Plus spectaculaire encore, au sixième siècle, un empire renaissant dirigé par Justinien a fait face à une pandémie de peste bubonique, prélude à la peste noire médiévale. Le bilan en a été incalculable - il est possible que la moitié de la population ait été décimée.

La peste de Justinien est une véritable étude de cas dans la relation extraordinairement complexe entre les systèmes humains et naturels. Le coupable, la bactérie Yersinia pestis, n’est pas une Némésis particulièrement ancienne. Évoluant il y a seulement 4 000 ans, presque certainement en Asie centrale, elle était une nouvelle-née en évolution lorsqu’elle a causé la première pandémie de peste.

La maladie est présente de façon permanente dans les colonies de rongeurs sociaux et fouisseurs comme les marmottes ou les gerbilles. Cependant, les pandémies historiques de peste ont été des événements gigantesques, des débordements impliquant au moins cinq espèces différentes : la bactérie, le rongeur réservoir, l’hôte d’amplification (le rat noir, qui vit près des humains), les puces qui propagent le germe, et les personnes prises entre deux feux.

Les preuves génétiques suggèrent que la souche de Yersinia pestis ayant généré la peste de Justinien était originaire de quelque part près de la Chine de l’ouest. Elle est apparue pour la première fois sur la rive sud de la Méditerranée et, selon toute vraisemblance, a été introduite clandestinement via les réseaux commerciaux maritimes du sud qui transportaient la soie et les épices jusqu’aux consommateurs romains.

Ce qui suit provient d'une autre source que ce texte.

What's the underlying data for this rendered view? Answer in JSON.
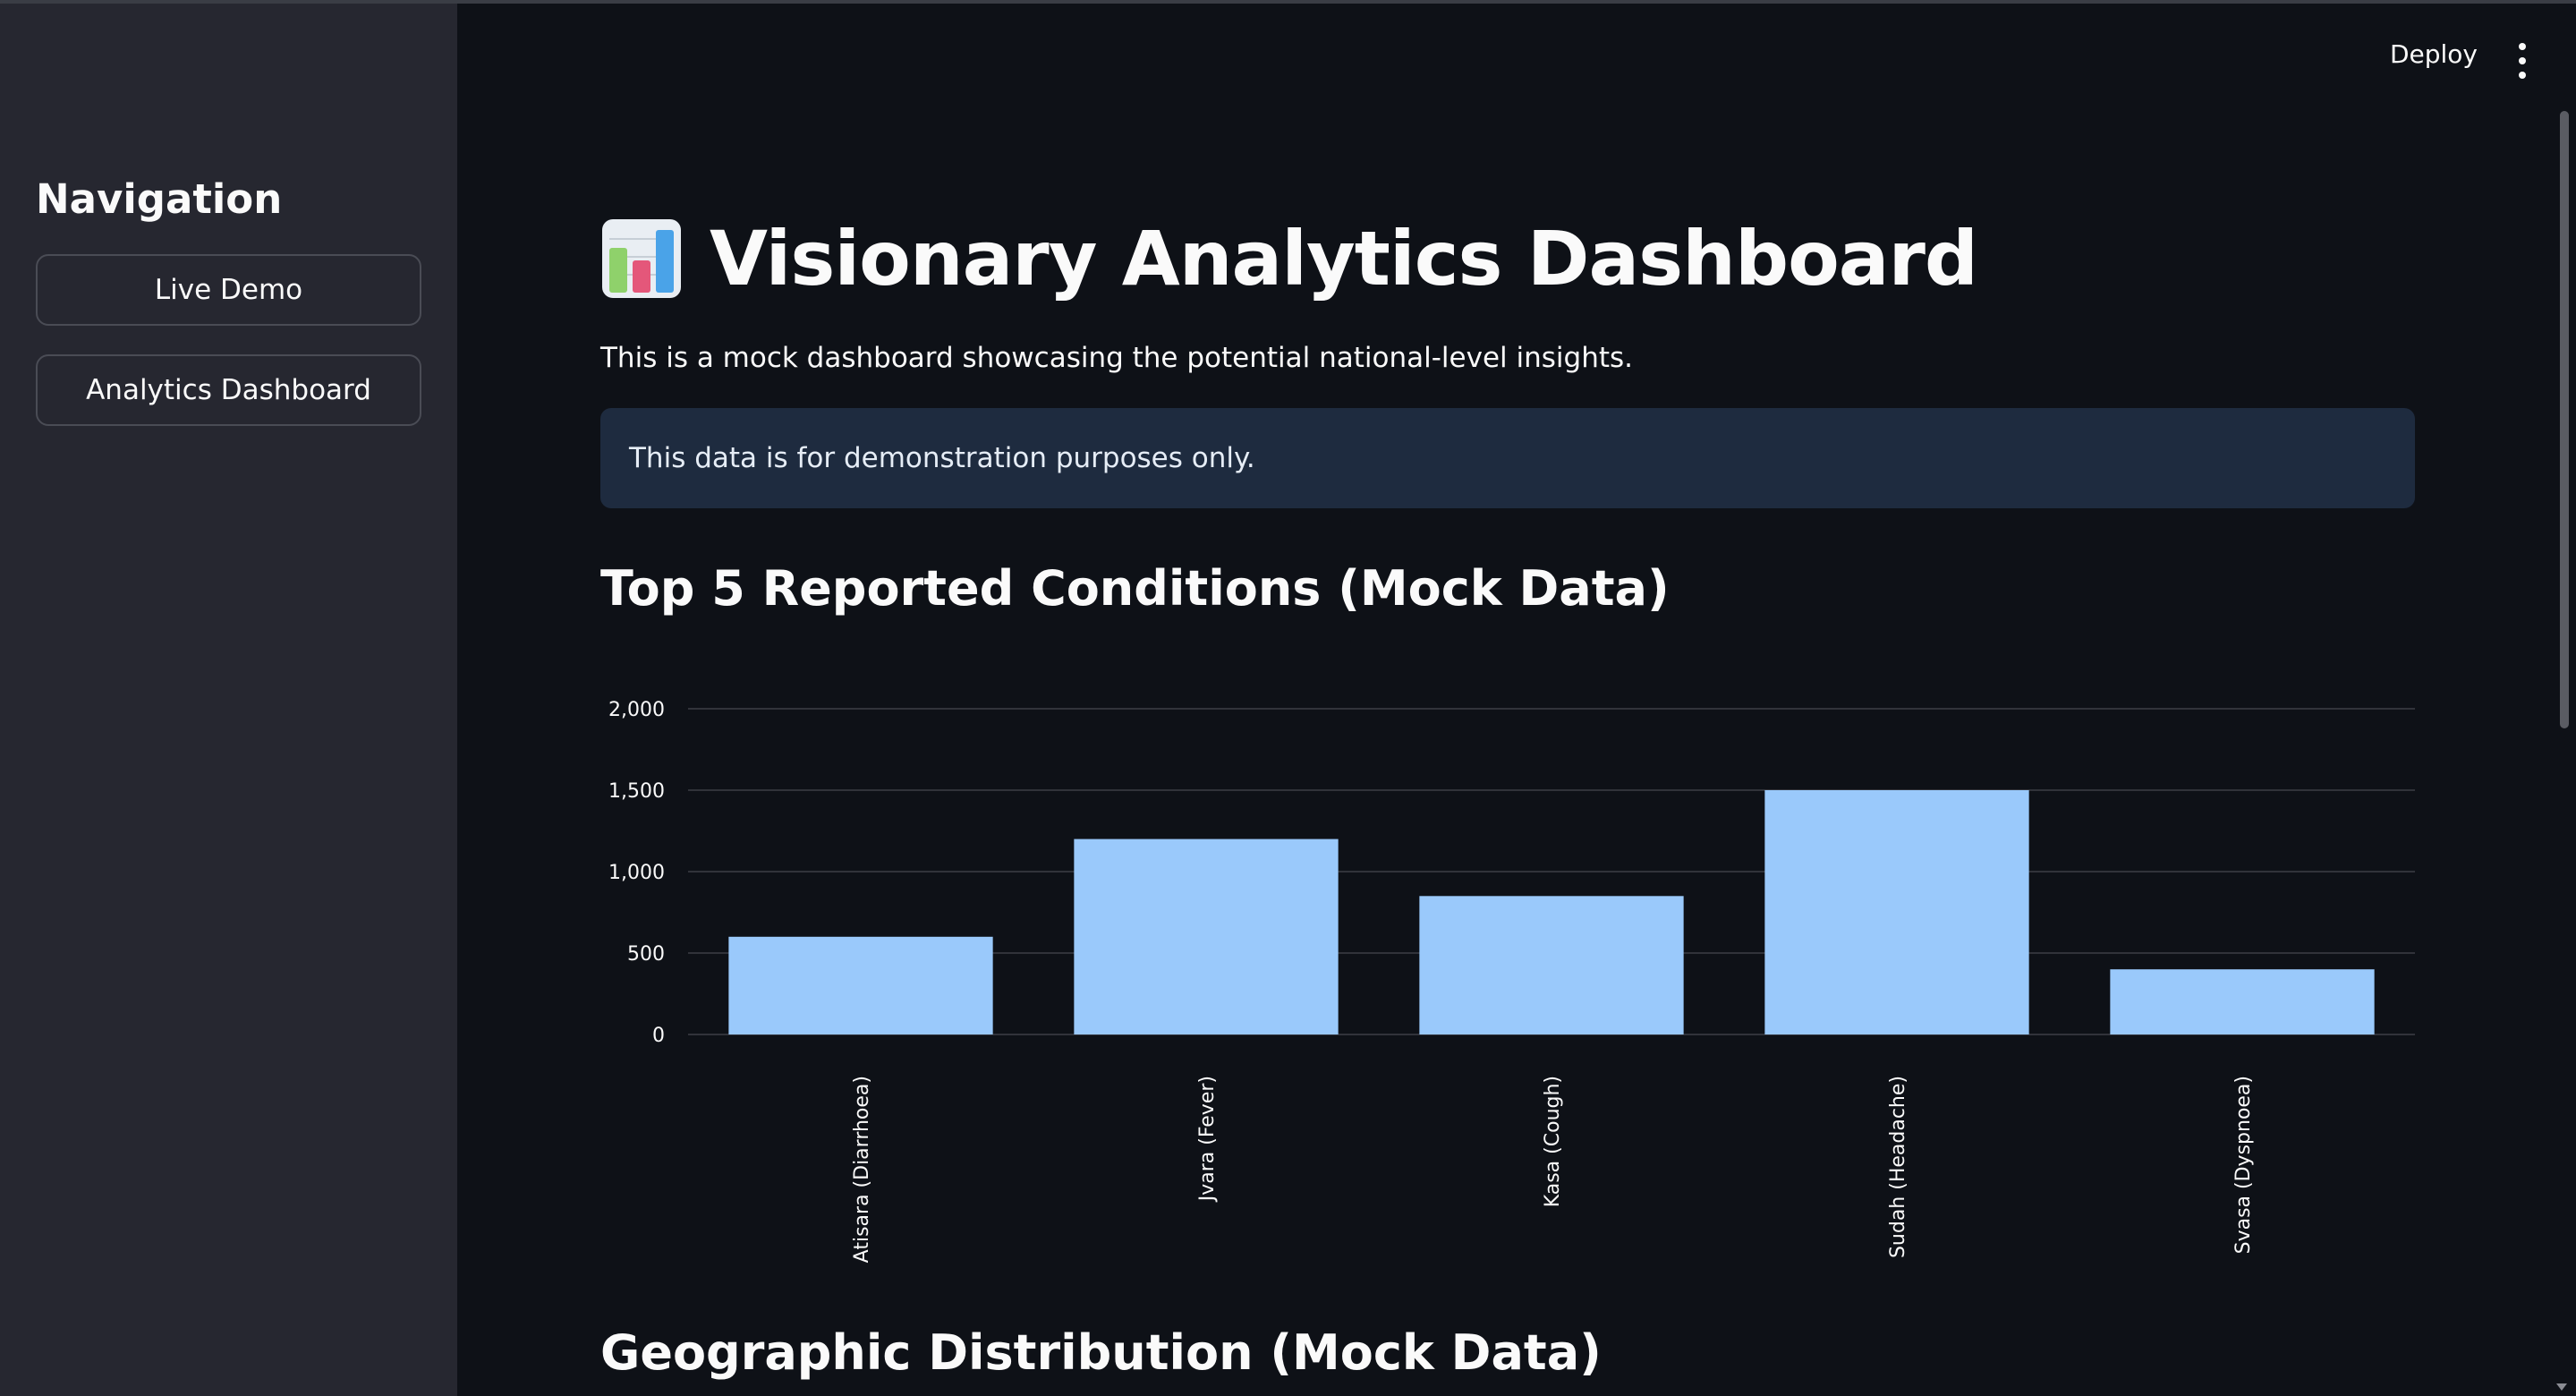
{
  "sidebar": {
    "title": "Navigation",
    "buttons": [
      {
        "label": "Live Demo"
      },
      {
        "label": "Analytics Dashboard"
      }
    ]
  },
  "header": {
    "deploy_label": "Deploy",
    "menu_icon": "kebab-menu-icon"
  },
  "main": {
    "title_icon": "bar-chart-icon",
    "title": "Visionary Analytics Dashboard",
    "subtitle": "This is a mock dashboard showcasing the potential national-level insights.",
    "info": "This data is for demonstration purposes only.",
    "section1_title": "Top 5 Reported Conditions (Mock Data)",
    "section2_title": "Geographic Distribution (Mock Data)"
  },
  "colors": {
    "bar": "#9ac9fb",
    "info_bg": "#1e2b3f",
    "sidebar_bg": "#262730",
    "main_bg": "#0e1117"
  },
  "chart_data": {
    "type": "bar",
    "categories": [
      "Atisara (Diarrhoea)",
      "Jvara (Fever)",
      "Kasa (Cough)",
      "Sudah (Headache)",
      "Svasa (Dyspnoea)"
    ],
    "values": [
      600,
      1200,
      850,
      1500,
      400
    ],
    "ylim": [
      0,
      2000
    ],
    "yticks": [
      0,
      500,
      1000,
      1500,
      2000
    ],
    "ytick_labels": [
      "0",
      "500",
      "1,000",
      "1,500",
      "2,000"
    ],
    "grid": true
  }
}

C’était un des effets des débuts de la mondialisation. Une fois que le germe a atteint les colonies grouillantes de rongeurs commensaux, engraissés sur les gigantesques réserves de céréales de l’empire, la mortalité était inéluctable.

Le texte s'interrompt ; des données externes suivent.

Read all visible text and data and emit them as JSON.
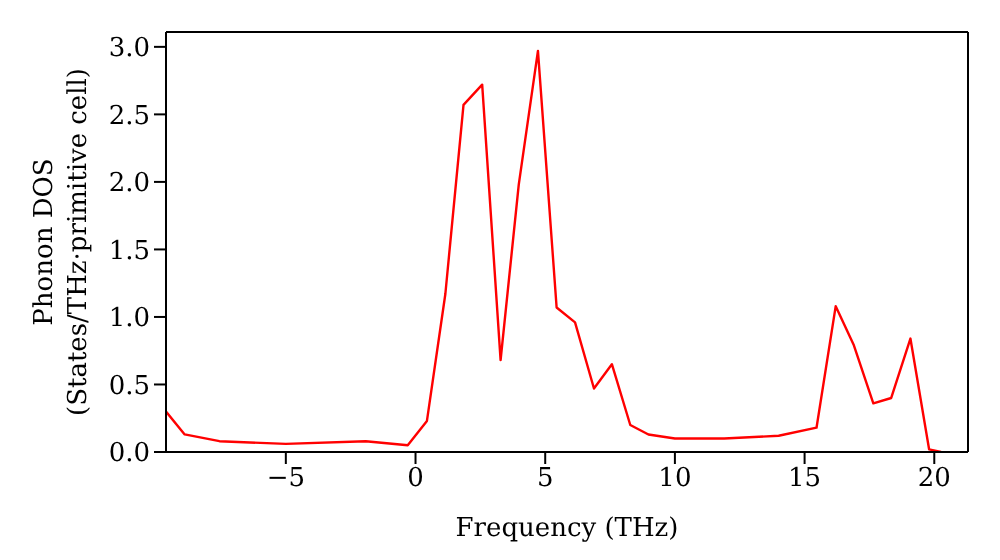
{
  "chart_data": {
    "type": "line",
    "xlabel": "Frequency (THz)",
    "ylabel": "Phonon DOS\n(States/THz·primitive cell)",
    "x": [
      -9.62,
      -8.9,
      -7.56,
      -5.0,
      -1.92,
      -0.3,
      0.44,
      1.15,
      1.85,
      2.57,
      3.28,
      3.98,
      4.72,
      5.44,
      6.15,
      6.88,
      7.57,
      8.28,
      8.98,
      10.0,
      11.9,
      14.0,
      15.46,
      16.2,
      16.9,
      17.65,
      18.34,
      19.08,
      19.8,
      20.26
    ],
    "series": [
      {
        "color": "#ff0000",
        "values": [
          0.3,
          0.13,
          0.08,
          0.06,
          0.08,
          0.05,
          0.23,
          1.17,
          2.57,
          2.72,
          0.68,
          1.98,
          2.97,
          1.07,
          0.96,
          0.47,
          0.65,
          0.2,
          0.13,
          0.1,
          0.1,
          0.12,
          0.18,
          1.08,
          0.79,
          0.36,
          0.4,
          0.84,
          0.02,
          0
        ]
      }
    ],
    "xlim": [
      -9.62,
      21.3
    ],
    "ylim": [
      0,
      3.11
    ],
    "xticks": [
      -5,
      0,
      5,
      10,
      15,
      20
    ],
    "yticks": [
      {
        "value": 0,
        "label": "0.0"
      },
      0.5,
      {
        "value": 1,
        "label": "1.0"
      },
      1.5,
      {
        "value": 2,
        "label": "2.0"
      },
      2.5,
      {
        "value": 3,
        "label": "3.0"
      }
    ],
    "grid": false,
    "legend": false,
    "marker": "none",
    "line_style": "solid"
  }
}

La pandémie de peste a été un événement d’une étonnante complexité écologique. Elle a nécessité des conjonctions purement fortuites, tout particulièrement si l’épidémie initiale au-delà des rongeurs réservoirs en Asie centrale a été déclenchée par les importantes éruptions volcaniques dans les années qui l’ont précédée.

Elle résultait également des conséquences inattendues de l’environnement humain construit - tels que les réseaux commerciaux mondiaux qui ont amené le germe jusqu’aux côtes romaines, ou encore la prolifération des rats à l’intérieur des frontières de l’empire. La pandémie rend difficile la distinction entre structure et hasard, entre modèle et contingence.

C’est là une des leçons de Rome. Les humains façonnent la nature - et avant tout les conditions écologiques dans lesquelles se déploie l’évolution. Mais la nature reste aveugle à nos intentions, et les autres organismes et écosystèmes n’obéissent pas à nos règles. Le changement climatique et l’évolution des maladies ont été les jokers de l’histoire de l’humanité.

Notre monde actuel est bien différent de la Rome antique. Nous avons des systèmes de santé publique, nous connaissons la théorie des microbes et avons découvert les antibiotiques. Nous ne serons pas aussi impuissants que les Romains, si nous sommes assez sages pour reconnaître les graves menaces qui nous entourent et pour utiliser les outils à notre disposition pour les atténuer.

Mais la position prééminente de la nature dans la chute de Rome nous donne des raisons de repenser le poids de l’environnement physique et biologique pour faire pencher la balance en ce qui concerne l’avenir des sociétés humaines. Nous pourrions peut-être en arriver à voir les Romains non pas tant comme une ancienne civilisation, faisant face à un gouffre infranchissable par rapport à notre époque moderne, mais plutôt comme les artisans de notre monde actuel. Ils ont construit une civilisation où les réseaux mondiaux, les maladies infectieuses émergentes et l’instabilité écologique ont été des forces décisives qui ont forgé le destin des sociétés humaines.

Les Romains, eux aussi, pensaient avoir le dessus sur la versatilité capricieuse et rageuse de l’environnement naturel. L’histoire nous met en garde : ils se trompaient.